Al año siguiente, en la fiesta del solsticio de verano hubo baile en Klintehamn. Por alguna razón extraña, su padre le dio permiso para que fuera al baile en bicicleta si iba en compañía de Frida, Helge y Ester de Björke. Tryggve, que había sido contratado como jornalero en invierno, también se apuntó, y fueron los cinco juntos. Ojalá que aquel día nunca hubiera amanecido. Cayó un chaparrón y buscaron cobijo bajo un pequeño tejado en las escaleras de la escuela de Sanda. Tryggve les invitó a dar un trago de su petaca para combatir el frío; quizá fueron esas gotas las que hicieron que no se lo pensara dos veces. No estaba acostumbrada a beber.
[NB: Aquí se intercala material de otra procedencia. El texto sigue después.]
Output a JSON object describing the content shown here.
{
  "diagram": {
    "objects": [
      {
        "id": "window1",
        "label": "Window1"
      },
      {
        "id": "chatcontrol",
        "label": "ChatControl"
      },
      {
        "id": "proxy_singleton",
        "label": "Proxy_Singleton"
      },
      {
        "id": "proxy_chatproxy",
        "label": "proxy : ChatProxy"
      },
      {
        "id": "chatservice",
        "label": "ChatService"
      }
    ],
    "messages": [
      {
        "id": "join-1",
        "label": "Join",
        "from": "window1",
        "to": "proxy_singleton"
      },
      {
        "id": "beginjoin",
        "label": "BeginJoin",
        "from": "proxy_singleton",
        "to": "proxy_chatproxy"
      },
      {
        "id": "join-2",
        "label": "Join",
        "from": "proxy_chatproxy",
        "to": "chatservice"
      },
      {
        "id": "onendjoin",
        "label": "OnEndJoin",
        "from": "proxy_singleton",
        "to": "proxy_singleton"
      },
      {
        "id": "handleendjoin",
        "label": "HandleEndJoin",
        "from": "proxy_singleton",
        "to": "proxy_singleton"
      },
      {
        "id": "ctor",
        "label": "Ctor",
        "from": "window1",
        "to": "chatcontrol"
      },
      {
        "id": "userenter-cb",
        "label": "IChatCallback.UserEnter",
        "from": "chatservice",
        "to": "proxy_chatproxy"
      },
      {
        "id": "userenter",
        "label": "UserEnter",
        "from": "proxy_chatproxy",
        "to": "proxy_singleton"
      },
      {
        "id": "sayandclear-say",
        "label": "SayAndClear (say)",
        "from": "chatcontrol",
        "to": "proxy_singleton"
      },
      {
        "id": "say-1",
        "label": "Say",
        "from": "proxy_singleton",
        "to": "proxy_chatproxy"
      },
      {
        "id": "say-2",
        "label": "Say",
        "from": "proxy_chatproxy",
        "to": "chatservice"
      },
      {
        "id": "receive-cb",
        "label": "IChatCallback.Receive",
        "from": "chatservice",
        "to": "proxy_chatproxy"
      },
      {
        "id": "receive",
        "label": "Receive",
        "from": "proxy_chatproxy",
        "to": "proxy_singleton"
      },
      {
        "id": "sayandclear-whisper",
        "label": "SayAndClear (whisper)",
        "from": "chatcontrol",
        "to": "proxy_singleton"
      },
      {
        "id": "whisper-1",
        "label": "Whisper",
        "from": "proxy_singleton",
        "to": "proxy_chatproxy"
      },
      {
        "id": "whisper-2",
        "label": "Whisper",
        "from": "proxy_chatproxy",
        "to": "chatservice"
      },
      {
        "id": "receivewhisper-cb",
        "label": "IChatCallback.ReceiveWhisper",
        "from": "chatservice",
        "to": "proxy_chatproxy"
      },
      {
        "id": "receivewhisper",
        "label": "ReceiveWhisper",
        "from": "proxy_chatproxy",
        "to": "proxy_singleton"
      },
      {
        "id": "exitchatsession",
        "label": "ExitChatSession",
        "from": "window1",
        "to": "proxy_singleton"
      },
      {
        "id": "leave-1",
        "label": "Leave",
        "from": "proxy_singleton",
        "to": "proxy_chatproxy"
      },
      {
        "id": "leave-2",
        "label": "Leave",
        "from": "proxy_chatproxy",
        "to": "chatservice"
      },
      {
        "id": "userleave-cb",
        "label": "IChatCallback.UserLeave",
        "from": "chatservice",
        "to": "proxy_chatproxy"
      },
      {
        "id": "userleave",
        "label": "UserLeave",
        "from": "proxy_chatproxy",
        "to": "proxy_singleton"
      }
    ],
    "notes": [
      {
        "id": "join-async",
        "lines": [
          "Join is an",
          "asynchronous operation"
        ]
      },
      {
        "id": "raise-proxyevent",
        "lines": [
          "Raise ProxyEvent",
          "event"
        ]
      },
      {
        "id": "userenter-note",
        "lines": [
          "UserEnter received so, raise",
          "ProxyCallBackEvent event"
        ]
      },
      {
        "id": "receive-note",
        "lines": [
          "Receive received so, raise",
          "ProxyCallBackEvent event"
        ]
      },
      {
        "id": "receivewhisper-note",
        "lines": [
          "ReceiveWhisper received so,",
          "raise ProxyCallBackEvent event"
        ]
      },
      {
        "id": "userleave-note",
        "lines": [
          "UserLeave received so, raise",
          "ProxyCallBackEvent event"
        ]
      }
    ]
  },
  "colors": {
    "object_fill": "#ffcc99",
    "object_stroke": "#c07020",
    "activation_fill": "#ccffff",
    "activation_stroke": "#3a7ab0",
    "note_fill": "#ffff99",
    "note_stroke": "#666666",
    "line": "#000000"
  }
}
Después, se sentía menos nerviosa. Cuando dejaron las bicicletas apoyadas en los árboles del parque, se atrevió a coger a Helge del brazo, él le sonrió y la llevó hasta la pista de baile. Aquello fue como cargar con un cajón de leña, le dijo ella luego a Tryggve en un tímido intento de ocultar su vergüenza con una broma. A Signe no le habían enseñado a bailar, como si eso fuera algo que uno aprendía solo. Todas las demás labores femeninas, inútiles y aburridas, había tenido que ejercitarlas hasta realizarlas casi a la perfección: tejer, hacer ganchillo, preparar embutido con la cabeza de cerdo y entremeter las cintas en las fundas de las almohadas. Pero en lo más importante para conseguir la felicidad era una absoluta novata. Frida, por el contrario, no lo era. Seguía los pasos de baile como una sombra y su melena recién lavada brillaba a la luz del atardecer. Signe no se había atrevido a pedir permiso para lavarse el cabello porque la última vez que lo preguntó la respuesta de su padre fue una sonora bofetada. Era una frivolidad y un derroche de agua caliente. Pero Frida… ¿cómo habría podido Helge evitar enamorarse de ella? Iba vestida a la última,
the new look
, una bonita chaqueta de traje corta con talle de avispa, falda estrecha, medias con costura atrás y zapatos de tacón, con los que sabía moverse con soltura. La risa, la risa cálida y suave de Frida cuando se volvía hacia Helge, trepanaba los oídos de Signe. Entonces se acercó Tryggve, volvió a ofrecerle la petaca y ella no se hizo de rogar. El alcohol mitigó momentáneamente el dolor, pero el alivio habría que pagarlo. Lo pagaría muy caro.